If you’ve ever swatted a mosquito away from your face, only to have it return, you know that insects can be remarkably acrobatic and resilient in flight. Those traits help them navigate the aerial world, with its wind gusts and obstacles. MIT Assistant Professor Kevin Yufeng Chen has built a drone system that approaches the agility of these insects.
Chen, a member of the Dept. of Electrical Engineering and Computer Science and the Research Laboratory of Electronics, has developed insect-sized drones with unprecedented dexterity and resilience. The aerial robots are powered by a new class of soft actuator, which allows them to withstand the physical travails of real-world flight.
Typically, drones require wide open spaces because they’re neither nimble enough to navigate confined spaces, nor robust enough to withstand collisions in a crowd. “If we look at drones today, they’re usually quite big,” says Chen. “Most of their applications involve flying outdoors. The question is: Can you create insect-scale robots that can move around in very complex, cluttered spaces?”
According to Chen, “The challenge of building small aerial robots is immense.” These drones require a fundamentally different construction from large ones, which are usually powered by motors. But motors lose efficiency as you shrink them.
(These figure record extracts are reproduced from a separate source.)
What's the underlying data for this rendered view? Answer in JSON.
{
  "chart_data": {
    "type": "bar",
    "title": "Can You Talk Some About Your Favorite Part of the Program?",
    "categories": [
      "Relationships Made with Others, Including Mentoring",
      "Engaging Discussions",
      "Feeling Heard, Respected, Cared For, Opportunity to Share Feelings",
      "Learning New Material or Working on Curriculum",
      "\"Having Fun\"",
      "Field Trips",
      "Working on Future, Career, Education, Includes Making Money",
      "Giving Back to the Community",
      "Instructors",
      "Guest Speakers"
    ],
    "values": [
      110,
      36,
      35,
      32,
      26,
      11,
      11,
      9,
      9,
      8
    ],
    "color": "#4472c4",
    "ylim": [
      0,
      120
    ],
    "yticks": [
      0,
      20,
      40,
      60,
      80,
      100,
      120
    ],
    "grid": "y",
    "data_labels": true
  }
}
So, Chen says, for insect-like robots “you need to look for alternatives.”
The principal alternative until now has been employing a small, rigid actuator built from piezoelectric ceramic materials. While piezoelectric ceramics allowed the first generation of tiny robots to take flight, they’re quite fragile. And that’s a problem when you’re building a robot to mimic an insect; foraging bumblebees endure a collision about once every second, for example.
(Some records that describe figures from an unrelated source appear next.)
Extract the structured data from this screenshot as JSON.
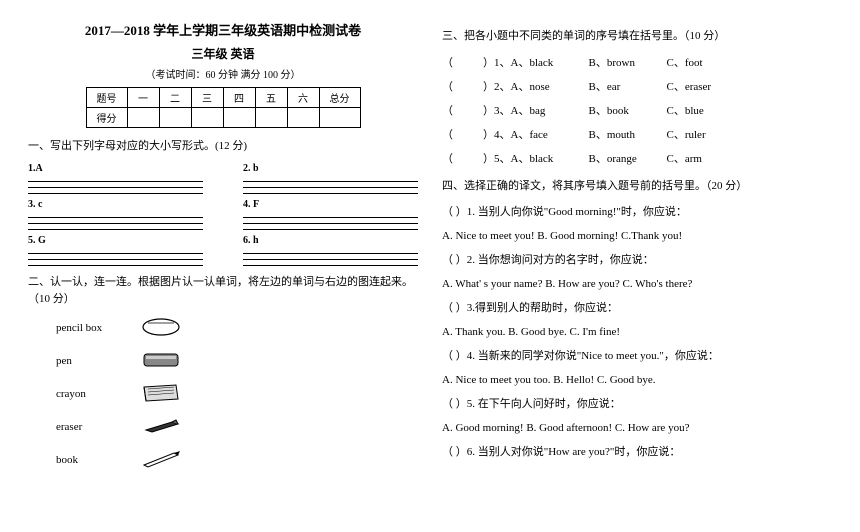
{
  "header": {
    "title": "2017—2018 学年上学期三年级英语期中检测试卷",
    "subtitle": "三年级  英语",
    "exam_info": "（考试时间：60 分钟    满分 100 分）"
  },
  "score_table": {
    "row1": [
      "题号",
      "一",
      "二",
      "三",
      "四",
      "五",
      "六",
      "总分"
    ],
    "row2_label": "得分"
  },
  "section1": {
    "heading": "一、写出下列字母对应的大小写形式。(12 分)",
    "items": [
      "1.A",
      "2. b",
      "3. c",
      "4. F",
      "5. G",
      "6. h"
    ]
  },
  "section2": {
    "heading": "二、认一认，连一连。根据图片认一认单词，将左边的单词与右边的图连起来。（10 分）",
    "words": [
      "pencil box",
      "pen",
      "crayon",
      "eraser",
      "book"
    ]
  },
  "section3": {
    "heading": "三、把各小题中不同类的单词的序号填在括号里。（10 分）",
    "items": [
      {
        "n": "）1、",
        "a": "A、black",
        "b": "B、brown",
        "c": "C、foot"
      },
      {
        "n": "）2、",
        "a": "A、nose",
        "b": "B、ear",
        "c": "C、eraser"
      },
      {
        "n": "）3、",
        "a": "A、bag",
        "b": "B、book",
        "c": "C、blue"
      },
      {
        "n": "）4、",
        "a": "A、face",
        "b": "B、mouth",
        "c": "C、ruler"
      },
      {
        "n": "）5、",
        "a": "A、black",
        "b": "B、orange",
        "c": "C、arm"
      }
    ]
  },
  "section4": {
    "heading": "四、选择正确的译文，将其序号填入题号前的括号里。（20 分）",
    "items": [
      {
        "q": "）1. 当别人向你说\"Good morning!\"时，你应说：",
        "opts": "A. Nice to meet you!   B. Good morning!    C.Thank you!"
      },
      {
        "q": "）2. 当你想询问对方的名字时，你应说：",
        "opts": "A. What' s   your   name?   B. How are you?   C. Who's there?"
      },
      {
        "q": "）3.得到别人的帮助时，你应说：",
        "opts": "A. Thank you.    B. Good bye.    C. I'm fine!"
      },
      {
        "q": "）4. 当新来的同学对你说\"Nice to meet you.\"，你应说：",
        "opts": "A. Nice to meet you too.    B. Hello!    C. Good bye."
      },
      {
        "q": "）5. 在下午向人问好时，你应说：",
        "opts": "A. Good morning!   B. Good afternoon!   C. How are you?"
      },
      {
        "q": "）6. 当别人对你说\"How are you?\"时，你应说：",
        "opts": ""
      }
    ]
  }
}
Chen designed a more resilient tiny drone using soft actuators made of thin rubber cylinders coated in carbon nanotubes. When voltage is applied to the carbon nanotubes, they produce an electrostatic force that squeezes and elongates the rubber cylinder. Repeated elongation and contraction causes the drone’s wings to beat nearly 500 times per second, giving the drone insect-like resilience.
“You can hit it when it’s flying, and it can recover,” says Chen. “It can also do aggressive maneuvers like somersaults in the air.” Weighing in at just 0.6 grams, approximately the mass of a large bumble bee, the drone looks a bit like a tiny cassette tape with wings, though Chen is working on a new prototype shaped like a dragonfly.
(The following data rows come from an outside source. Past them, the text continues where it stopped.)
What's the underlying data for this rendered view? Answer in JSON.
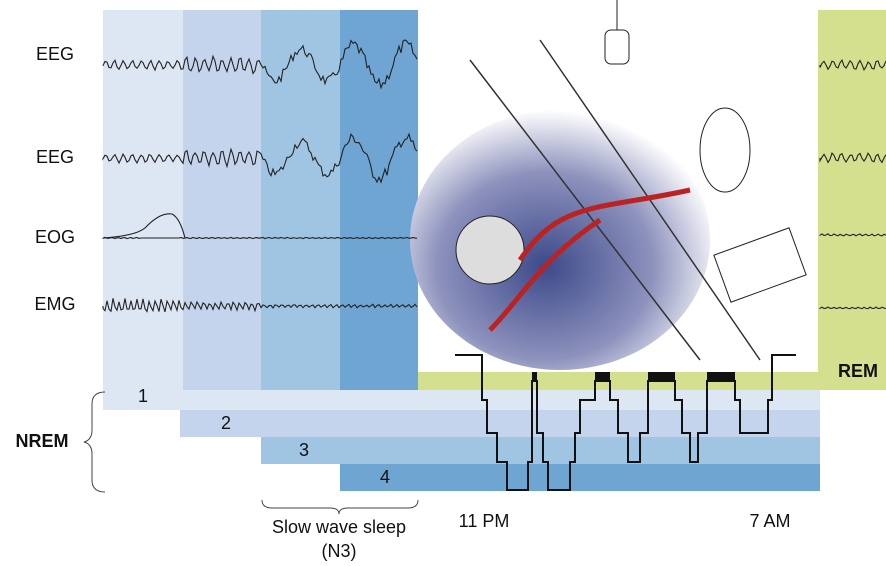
{
  "channels": [
    "EEG",
    "EEG",
    "EOG",
    "EMG"
  ],
  "stages": [
    "1",
    "2",
    "3",
    "4"
  ],
  "nrem_label": "NREM",
  "rem_label": "REM",
  "slow_wave": {
    "line1": "Slow wave sleep",
    "line2": "(N3)"
  },
  "times": [
    "11 PM",
    "7 AM"
  ]
}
Chen says the mini-drones could navigate complex machinery to ensure safety and functionality, artificially pollinate crop or perform search-and-rescue missions following a disaster. “All those things can be very challenging for existing large-scale robots,” says Chen.
Chen’s work appears this month in the journal IEEE Transactions on Robotics. His co-authors include MIT PhD student Zhijian Ren, Harvard University PhD student Siyi Xu, and City University of Hong Kong roboticist Pakpong Chirarattananon.